喋ったりして「こういう考えがあるんだ」って思うことがあるのでちゃんと聞くようにしています。でもそれを参考にするかどうかは別ですね。影響しているとしたら勝手に影響していると思います。意識してどうこうというのはないです。

―デザイナーの知り合いも多いですよね

少ないと思いますよ。普段デザイナーさんと会うことはないですし。

―商品一個一個に独特な名前が付けられていますが

最近は表に出すのは止めたんですけど(以前は商品のタグの裏に詩を載せていた)服を作っている時に文章を書いているのでそこから切り取って洋服の名前にしていったりしていますね。

―その文章というのはいつ頃考えるんですか

服を作る前、早い段階ですね。言葉の使い方が違うだけでウェブに書いているような日記のようなものですね。

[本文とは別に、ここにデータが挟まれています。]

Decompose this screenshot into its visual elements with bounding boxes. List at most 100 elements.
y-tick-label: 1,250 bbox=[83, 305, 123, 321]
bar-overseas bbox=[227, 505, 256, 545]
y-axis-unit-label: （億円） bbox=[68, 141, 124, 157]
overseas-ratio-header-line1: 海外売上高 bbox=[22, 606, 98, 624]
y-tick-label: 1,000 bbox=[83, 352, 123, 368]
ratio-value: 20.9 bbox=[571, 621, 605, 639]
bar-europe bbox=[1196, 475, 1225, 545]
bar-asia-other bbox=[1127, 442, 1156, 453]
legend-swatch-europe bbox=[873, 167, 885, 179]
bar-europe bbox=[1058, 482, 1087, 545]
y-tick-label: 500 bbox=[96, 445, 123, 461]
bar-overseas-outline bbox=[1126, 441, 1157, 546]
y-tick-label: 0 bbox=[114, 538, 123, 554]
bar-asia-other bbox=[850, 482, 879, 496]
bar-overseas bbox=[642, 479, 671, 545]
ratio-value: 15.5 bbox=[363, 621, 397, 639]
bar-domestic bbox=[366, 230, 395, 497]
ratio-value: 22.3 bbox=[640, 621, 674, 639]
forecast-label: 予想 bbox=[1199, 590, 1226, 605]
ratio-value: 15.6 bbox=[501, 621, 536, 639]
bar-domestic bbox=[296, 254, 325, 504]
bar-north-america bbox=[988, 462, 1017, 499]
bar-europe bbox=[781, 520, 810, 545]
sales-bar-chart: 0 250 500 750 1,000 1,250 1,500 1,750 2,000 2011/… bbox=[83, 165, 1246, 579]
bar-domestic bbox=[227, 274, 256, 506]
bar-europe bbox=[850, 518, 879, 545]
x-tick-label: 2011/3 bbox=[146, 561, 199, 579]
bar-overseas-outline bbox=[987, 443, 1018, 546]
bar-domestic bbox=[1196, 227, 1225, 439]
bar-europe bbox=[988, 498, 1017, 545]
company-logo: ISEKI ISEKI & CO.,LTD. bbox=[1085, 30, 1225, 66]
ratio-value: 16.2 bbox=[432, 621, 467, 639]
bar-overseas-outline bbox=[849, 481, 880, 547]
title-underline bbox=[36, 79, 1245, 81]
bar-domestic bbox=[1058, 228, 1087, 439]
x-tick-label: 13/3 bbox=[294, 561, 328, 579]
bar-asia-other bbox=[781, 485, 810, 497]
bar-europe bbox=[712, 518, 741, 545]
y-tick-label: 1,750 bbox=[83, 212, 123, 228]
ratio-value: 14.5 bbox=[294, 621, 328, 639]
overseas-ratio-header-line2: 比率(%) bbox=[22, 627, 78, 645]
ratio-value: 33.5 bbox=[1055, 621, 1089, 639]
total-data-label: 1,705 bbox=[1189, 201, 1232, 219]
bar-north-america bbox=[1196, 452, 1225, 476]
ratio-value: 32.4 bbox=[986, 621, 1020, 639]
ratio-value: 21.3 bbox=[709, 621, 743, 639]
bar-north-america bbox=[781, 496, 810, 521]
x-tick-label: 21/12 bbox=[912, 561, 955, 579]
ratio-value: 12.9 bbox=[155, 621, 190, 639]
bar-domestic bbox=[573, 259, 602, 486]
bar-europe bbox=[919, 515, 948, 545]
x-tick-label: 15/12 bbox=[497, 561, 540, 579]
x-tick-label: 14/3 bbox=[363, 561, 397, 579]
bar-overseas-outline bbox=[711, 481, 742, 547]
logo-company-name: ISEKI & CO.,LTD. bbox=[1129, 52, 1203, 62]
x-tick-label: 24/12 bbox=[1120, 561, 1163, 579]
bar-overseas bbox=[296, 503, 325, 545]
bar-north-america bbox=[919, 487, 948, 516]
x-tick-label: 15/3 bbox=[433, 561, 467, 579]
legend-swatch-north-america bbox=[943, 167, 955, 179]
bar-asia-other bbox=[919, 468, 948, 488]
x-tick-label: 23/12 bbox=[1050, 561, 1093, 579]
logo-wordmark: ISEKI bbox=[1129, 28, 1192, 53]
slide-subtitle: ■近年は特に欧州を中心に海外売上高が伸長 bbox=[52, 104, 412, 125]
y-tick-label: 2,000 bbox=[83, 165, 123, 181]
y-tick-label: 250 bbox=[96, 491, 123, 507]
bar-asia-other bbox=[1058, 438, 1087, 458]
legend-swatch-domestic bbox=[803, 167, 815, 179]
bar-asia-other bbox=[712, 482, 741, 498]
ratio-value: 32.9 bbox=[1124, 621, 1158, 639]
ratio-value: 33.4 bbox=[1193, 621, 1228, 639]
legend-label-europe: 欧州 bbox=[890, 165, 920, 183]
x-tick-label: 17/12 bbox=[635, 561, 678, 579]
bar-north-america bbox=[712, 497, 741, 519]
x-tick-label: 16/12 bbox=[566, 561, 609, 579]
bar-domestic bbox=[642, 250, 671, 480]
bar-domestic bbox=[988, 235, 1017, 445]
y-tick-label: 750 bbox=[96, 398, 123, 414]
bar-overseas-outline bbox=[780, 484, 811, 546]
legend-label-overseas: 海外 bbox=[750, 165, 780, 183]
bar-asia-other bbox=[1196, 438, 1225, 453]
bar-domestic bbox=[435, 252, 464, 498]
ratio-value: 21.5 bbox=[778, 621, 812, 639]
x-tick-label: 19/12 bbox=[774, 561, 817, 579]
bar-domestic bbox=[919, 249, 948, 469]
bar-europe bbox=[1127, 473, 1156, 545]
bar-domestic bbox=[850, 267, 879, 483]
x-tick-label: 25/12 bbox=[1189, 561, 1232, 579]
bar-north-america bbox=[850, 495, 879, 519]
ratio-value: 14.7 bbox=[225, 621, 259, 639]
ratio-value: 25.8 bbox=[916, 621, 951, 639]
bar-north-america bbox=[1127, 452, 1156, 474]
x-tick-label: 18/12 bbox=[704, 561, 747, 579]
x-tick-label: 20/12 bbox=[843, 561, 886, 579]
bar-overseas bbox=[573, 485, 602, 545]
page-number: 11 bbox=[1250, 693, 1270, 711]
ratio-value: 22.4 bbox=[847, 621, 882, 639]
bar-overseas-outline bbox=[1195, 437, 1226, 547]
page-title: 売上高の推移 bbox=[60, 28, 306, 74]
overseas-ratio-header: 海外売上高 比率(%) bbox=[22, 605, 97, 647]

―自分のブランド以外、他のブランドで働こうという考えは無かったんですか

無かったですね。そういう選択肢が全くなかったですね。ただバイトして服を作るだけで頭がそれだけしか考えてなかったんですよね。

―洋服を作るのは楽しいですか

95%は苦しいですね。色んな苦しいことがあるんですけど「生活の為にお金が必要」ということは日頃凄く頭を占める事ですし、でも続けていきたいし、別の仕事もしたくないし、そういうのは苦しいですね。

―残りの5%はなんですか

最初の考えている時は凄く楽しいですね。良い生地が上がってくると嬉しいですし。色々あります。

―生地は全てオリジナルですか

ほぼそうですね。好きな生地でやりたいですからね。

―デザインが生まれなくて困るということはありますか

それはないですけど作った時にこのデザインが微妙となった時は苦しいですね。

―少しずつ自分の作品に満足できるようにはなってるんですか

「ここをこうすれば良くなる」というのを具体的にわかり始めているのでそういう意味では良くなっているのかなと思います。ただそれを生かしても結局また次に新しい問題が出てきますからね。だから苦しいですね。

―完璧なコレクションは生まれないと

無いでしょうね。

―インスピレーションが途切れる不安はありますか

無いですね。自分の生活が変にならない限りは大丈夫だと思います。社会に流されてしまったりだとか。そういう風になると変になるというのは自分でわかるんです。自分が生きていく上で不満とかはいっぱいあるので本当はそこなんで、それが途切れたら幸せなんで途切れたらそれはそれで別にいいと思うんですよ。

―東京に移り住んでデザインや考え方は変わりましたか

無いと思います。意識的に無いと言っているだけかもしれないですけど。ただビルの多さとか人の多さだとかそういうのが多いので何か関係しているかもしれないですけど。

―世の中の経済状況を意識したりはしますか

あまり気にしていないですね。僕が気にしたところでどうにもならないと思いますし。

―日本のブランドで好きなブランドはありますか

本当に好きというブランドは無いかもしれないですね。

―それが自分のブランドになればいいと

そういうことでもないですね。自分がそれで食べていければそれでいいです。それでちょっとずつ良くなっていければ、それくらいです僕が出来る事って言うのは。